I am a good mom, but I am not a perfect one. Motherhood has made me a better person, but therein lies the problem–I am not innately the best person, much less a perfect one. I firmly believe that parenting is not about making the right choice, it’s about making the best choice in that moment, for that moment. I believe this because I think there are a lot of choices that can be right or wrong depending on your situation, your child, and your moment.
Well, here they are–the seven choices I make every day that people complain about.
1. I don’t just let J help with Cub, I made it part of his daily responsibilities.
I know these two will go through phases where they aren’t friends, but I want J to understand that not getting along, not being friends doesn’t change his role as big brother. It is important to me that he knows it is his responsibility to look after the little ones. It is his job to be the person they can turn to-no matter what. Regardless of how it makes other people feel, this is one choice I would never change.
2. I rarely let the kids get messy.
Squishy freaks me out. Enough said.
3. I use time out.
Some people say it’s ineffective. I say, it’s a much-needed break for both the kids and me to calm down.
4. I hover.
“Overprotective,” “helicopter mom,” “strict.” These are just some of the things I’ve been called. Deciding to homeschool only cemented that belief in my critics’ minds. I guess it does seem extreme to pull a kid out of school over the mismanagement of a moderate allergy, but it isn’t. And as far as being strict, I do expect even more of my kids when we are in public or in some one else’s home, but that’s how I was raised. I know that when my parents were told how polite I was how or how well-behaved that it not only made them happy, but it made me feel proud too. I want that standard for my kids.
5. We veg out in front of the TV.
Sometimes for a whole day. (*Gasp*)
6. I set the bar high.
Kids are often capable of more than we give them credit for. Setting the bar high lets them know that I expect their best. This only works because I also take care to learn the appropriate mental, emotional, and physical limits for their ages. I don’t expect more than they are capable of, but I do want them to reach for that “best” every time.
7. I don’t let them whine.
I have actually said to the kids, “I don’t care why you’re crying. Do it in your room.” Keep in mind, this is only used when I know they have nothing to be whining about.

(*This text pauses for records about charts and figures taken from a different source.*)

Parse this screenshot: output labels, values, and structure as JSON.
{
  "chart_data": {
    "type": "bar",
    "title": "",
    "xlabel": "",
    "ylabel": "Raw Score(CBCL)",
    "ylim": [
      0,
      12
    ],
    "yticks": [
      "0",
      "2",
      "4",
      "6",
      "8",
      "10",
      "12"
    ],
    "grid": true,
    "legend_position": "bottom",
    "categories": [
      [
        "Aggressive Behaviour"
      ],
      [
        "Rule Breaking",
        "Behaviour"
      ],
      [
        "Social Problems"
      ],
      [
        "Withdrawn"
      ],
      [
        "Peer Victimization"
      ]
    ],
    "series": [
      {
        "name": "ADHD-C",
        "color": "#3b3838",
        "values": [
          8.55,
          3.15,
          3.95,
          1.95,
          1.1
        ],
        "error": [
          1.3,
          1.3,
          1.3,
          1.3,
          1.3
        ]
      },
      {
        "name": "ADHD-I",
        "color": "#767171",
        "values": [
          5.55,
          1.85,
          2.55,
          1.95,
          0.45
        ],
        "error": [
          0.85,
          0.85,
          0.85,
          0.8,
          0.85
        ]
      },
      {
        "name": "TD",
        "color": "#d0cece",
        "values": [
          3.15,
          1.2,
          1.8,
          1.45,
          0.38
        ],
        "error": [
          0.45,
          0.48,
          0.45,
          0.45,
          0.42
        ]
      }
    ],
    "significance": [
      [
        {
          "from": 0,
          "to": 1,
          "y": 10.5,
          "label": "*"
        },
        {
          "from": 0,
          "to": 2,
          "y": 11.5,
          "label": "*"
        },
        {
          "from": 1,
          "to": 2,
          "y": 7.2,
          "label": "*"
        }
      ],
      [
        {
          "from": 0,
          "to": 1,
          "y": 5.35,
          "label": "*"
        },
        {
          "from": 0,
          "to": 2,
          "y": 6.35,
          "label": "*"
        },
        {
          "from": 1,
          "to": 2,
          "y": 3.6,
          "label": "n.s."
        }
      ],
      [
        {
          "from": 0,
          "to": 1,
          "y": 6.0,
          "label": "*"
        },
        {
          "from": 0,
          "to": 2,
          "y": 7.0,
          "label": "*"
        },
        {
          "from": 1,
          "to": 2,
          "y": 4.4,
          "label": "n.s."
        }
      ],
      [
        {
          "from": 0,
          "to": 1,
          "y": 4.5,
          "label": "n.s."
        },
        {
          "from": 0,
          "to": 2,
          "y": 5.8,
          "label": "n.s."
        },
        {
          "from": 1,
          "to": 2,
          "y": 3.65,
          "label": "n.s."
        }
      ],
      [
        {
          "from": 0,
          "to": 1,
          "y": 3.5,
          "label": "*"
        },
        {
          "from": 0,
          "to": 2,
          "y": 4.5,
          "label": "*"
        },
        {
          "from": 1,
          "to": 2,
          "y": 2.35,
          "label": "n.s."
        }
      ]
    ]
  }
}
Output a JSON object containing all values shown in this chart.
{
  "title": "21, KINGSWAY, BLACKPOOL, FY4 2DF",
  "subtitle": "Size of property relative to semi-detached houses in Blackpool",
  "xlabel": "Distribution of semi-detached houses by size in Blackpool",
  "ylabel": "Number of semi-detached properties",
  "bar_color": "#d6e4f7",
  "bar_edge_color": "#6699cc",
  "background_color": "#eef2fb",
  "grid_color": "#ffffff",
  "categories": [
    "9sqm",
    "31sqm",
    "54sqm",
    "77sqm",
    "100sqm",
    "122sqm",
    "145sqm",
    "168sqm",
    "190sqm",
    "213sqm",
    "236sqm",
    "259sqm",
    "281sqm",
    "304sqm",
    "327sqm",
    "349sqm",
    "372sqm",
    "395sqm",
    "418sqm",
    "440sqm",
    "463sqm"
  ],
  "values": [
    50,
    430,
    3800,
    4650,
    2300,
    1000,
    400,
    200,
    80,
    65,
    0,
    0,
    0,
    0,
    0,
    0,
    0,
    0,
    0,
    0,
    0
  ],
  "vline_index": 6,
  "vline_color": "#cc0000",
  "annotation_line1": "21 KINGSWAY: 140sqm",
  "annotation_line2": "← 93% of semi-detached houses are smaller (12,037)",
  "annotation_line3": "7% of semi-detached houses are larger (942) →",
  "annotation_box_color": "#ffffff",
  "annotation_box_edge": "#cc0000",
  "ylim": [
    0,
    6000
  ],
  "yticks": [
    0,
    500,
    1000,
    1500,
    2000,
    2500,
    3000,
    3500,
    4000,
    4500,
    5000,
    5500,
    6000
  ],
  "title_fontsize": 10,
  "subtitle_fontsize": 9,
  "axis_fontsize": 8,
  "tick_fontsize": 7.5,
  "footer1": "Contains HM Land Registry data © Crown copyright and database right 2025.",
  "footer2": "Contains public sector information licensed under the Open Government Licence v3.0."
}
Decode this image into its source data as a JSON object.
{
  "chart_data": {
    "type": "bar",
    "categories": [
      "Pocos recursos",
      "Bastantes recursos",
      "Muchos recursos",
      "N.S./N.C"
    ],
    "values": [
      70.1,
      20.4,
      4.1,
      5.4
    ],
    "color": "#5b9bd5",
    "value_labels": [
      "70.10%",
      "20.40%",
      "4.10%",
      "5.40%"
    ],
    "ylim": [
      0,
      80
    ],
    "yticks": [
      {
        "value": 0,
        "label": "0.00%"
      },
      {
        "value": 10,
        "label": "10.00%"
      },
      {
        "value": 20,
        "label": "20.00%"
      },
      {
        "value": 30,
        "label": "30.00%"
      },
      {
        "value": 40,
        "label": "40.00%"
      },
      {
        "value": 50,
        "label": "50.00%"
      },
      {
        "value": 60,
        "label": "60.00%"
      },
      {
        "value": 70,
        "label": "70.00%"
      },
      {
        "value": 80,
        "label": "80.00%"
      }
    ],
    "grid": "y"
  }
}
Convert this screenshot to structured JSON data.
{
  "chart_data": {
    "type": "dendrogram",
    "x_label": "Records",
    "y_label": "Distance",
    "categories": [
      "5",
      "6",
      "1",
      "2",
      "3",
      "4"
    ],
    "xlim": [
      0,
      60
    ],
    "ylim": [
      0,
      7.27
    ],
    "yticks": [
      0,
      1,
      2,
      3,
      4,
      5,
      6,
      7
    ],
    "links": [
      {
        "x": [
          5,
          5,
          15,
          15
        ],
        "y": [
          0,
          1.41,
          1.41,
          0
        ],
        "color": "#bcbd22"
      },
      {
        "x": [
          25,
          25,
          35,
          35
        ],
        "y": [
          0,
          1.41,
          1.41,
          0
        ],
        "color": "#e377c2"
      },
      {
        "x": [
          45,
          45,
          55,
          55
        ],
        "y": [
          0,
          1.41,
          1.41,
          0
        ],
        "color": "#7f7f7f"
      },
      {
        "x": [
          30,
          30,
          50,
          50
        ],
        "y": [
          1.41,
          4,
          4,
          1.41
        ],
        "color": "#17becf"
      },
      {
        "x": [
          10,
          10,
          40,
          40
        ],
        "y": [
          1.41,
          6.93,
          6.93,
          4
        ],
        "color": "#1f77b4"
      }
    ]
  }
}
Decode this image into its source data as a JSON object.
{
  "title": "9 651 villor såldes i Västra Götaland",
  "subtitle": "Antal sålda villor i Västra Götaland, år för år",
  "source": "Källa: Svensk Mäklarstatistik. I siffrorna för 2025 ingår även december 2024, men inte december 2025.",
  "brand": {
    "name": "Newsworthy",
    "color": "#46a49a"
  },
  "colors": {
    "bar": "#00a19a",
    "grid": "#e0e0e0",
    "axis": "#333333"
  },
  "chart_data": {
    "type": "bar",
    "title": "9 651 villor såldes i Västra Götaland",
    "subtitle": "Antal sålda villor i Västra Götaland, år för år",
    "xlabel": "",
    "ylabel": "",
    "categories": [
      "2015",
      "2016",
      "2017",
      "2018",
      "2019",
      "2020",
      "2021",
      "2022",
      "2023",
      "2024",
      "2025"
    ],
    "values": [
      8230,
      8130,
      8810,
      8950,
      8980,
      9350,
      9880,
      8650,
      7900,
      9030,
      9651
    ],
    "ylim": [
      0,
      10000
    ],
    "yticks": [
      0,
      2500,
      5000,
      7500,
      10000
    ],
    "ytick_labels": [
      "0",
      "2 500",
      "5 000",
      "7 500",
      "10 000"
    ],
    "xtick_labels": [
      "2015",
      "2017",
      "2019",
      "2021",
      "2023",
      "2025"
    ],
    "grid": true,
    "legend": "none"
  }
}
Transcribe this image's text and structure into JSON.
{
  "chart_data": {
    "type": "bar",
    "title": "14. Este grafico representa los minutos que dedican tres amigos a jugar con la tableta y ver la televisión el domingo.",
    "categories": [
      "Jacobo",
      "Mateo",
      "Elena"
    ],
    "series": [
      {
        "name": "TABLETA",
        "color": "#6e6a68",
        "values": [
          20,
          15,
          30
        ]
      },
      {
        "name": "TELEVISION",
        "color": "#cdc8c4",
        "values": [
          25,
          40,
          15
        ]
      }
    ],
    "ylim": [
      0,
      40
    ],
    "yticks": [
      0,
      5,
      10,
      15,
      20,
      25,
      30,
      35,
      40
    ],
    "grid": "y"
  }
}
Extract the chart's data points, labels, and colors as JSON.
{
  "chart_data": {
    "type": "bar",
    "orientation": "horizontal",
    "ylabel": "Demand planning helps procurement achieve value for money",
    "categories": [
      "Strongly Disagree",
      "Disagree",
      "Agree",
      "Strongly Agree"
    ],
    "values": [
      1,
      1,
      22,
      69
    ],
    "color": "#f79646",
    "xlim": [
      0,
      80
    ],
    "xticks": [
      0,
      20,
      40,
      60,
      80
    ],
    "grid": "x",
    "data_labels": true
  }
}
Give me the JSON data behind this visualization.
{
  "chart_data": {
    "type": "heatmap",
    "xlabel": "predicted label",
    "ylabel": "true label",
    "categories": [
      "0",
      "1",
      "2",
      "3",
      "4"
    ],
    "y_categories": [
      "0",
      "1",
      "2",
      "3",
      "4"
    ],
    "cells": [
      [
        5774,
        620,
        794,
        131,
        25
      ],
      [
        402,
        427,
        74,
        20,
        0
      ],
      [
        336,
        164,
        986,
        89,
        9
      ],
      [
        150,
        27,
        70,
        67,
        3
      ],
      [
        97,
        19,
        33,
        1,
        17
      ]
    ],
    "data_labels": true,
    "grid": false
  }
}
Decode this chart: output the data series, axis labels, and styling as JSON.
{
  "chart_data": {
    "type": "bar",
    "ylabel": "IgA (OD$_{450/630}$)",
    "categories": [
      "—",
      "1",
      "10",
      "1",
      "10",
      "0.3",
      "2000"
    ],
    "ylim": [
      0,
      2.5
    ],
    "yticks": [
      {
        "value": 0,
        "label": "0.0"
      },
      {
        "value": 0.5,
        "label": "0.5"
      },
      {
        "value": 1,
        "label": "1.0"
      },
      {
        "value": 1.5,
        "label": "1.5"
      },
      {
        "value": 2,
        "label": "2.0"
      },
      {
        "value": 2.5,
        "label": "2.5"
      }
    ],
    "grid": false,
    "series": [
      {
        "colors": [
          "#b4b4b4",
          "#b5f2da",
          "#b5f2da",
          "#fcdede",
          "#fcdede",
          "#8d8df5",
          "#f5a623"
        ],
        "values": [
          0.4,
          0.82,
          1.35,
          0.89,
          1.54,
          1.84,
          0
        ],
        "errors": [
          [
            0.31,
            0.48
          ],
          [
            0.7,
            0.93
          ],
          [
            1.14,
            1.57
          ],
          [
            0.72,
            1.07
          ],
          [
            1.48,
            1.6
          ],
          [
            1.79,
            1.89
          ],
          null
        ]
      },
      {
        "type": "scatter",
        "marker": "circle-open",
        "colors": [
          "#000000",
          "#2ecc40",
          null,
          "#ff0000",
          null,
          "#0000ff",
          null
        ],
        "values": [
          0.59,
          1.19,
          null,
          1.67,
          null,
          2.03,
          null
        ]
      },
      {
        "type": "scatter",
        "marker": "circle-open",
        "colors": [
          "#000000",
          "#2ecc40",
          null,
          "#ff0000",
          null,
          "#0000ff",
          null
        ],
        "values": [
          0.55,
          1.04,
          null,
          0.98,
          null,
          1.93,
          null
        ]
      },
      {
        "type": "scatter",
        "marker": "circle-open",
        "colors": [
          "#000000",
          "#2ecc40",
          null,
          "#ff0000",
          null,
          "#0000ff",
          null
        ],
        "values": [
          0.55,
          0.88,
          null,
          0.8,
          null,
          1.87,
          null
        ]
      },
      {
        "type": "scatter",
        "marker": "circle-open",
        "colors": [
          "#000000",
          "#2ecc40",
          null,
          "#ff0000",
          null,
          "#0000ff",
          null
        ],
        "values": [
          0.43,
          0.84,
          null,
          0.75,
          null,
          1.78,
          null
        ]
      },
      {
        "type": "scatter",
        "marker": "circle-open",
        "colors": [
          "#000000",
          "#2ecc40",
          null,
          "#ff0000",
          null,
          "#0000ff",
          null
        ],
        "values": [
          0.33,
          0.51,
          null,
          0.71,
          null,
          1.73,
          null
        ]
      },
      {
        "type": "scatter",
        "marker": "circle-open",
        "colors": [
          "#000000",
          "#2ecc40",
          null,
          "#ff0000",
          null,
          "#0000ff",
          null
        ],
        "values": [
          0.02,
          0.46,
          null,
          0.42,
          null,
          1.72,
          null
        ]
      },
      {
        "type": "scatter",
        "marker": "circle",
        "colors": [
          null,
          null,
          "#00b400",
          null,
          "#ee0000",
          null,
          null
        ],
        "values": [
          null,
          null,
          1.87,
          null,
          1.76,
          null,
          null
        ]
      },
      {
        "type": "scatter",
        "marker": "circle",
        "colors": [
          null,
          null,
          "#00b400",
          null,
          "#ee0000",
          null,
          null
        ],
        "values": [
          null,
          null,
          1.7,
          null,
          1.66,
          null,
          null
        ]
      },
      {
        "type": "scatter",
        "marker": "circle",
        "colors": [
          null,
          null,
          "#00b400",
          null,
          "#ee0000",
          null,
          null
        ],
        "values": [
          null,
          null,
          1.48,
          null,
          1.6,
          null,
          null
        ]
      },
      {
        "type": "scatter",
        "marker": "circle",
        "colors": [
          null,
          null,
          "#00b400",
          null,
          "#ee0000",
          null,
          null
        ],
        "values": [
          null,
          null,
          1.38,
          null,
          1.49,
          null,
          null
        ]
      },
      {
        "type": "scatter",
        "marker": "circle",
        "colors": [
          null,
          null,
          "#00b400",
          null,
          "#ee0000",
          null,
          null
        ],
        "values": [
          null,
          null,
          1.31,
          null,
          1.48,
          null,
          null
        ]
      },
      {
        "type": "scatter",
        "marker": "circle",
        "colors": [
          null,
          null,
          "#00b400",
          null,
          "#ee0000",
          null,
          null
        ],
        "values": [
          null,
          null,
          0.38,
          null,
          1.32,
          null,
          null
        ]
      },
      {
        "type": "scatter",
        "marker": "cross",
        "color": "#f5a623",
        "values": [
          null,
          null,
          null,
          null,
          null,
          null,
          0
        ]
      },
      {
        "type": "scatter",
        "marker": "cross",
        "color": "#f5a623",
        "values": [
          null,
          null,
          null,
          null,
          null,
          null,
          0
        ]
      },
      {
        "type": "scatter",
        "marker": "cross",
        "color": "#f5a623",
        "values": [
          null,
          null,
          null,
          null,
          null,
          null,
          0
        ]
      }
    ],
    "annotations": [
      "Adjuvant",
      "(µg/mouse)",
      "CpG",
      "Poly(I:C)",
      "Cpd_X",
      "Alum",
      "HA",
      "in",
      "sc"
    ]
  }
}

There you have it. I also do things like breastfeed, cloth diaper and let my kids cry themselves to sleep (when they’re throwing a fit). I answer difficult questions as honestly as possible for their age. We don’t do Santa, etc. I would never, ever, ever let the kids co-sleep. (If they are sick, I’m happy to sit up on the couch with them. If they are sad or scared, I will comfort them in their room, but my bed is for me and my husband. It’s the only precious rectangle of space we can claim as ours.) I admit to my kids when I’ve made a mistake and I apologize.
Here’s what’s great though–I don’t think you have to parent like me to be a good parent.
What are some things you face criticism for? Does it make you reconsider?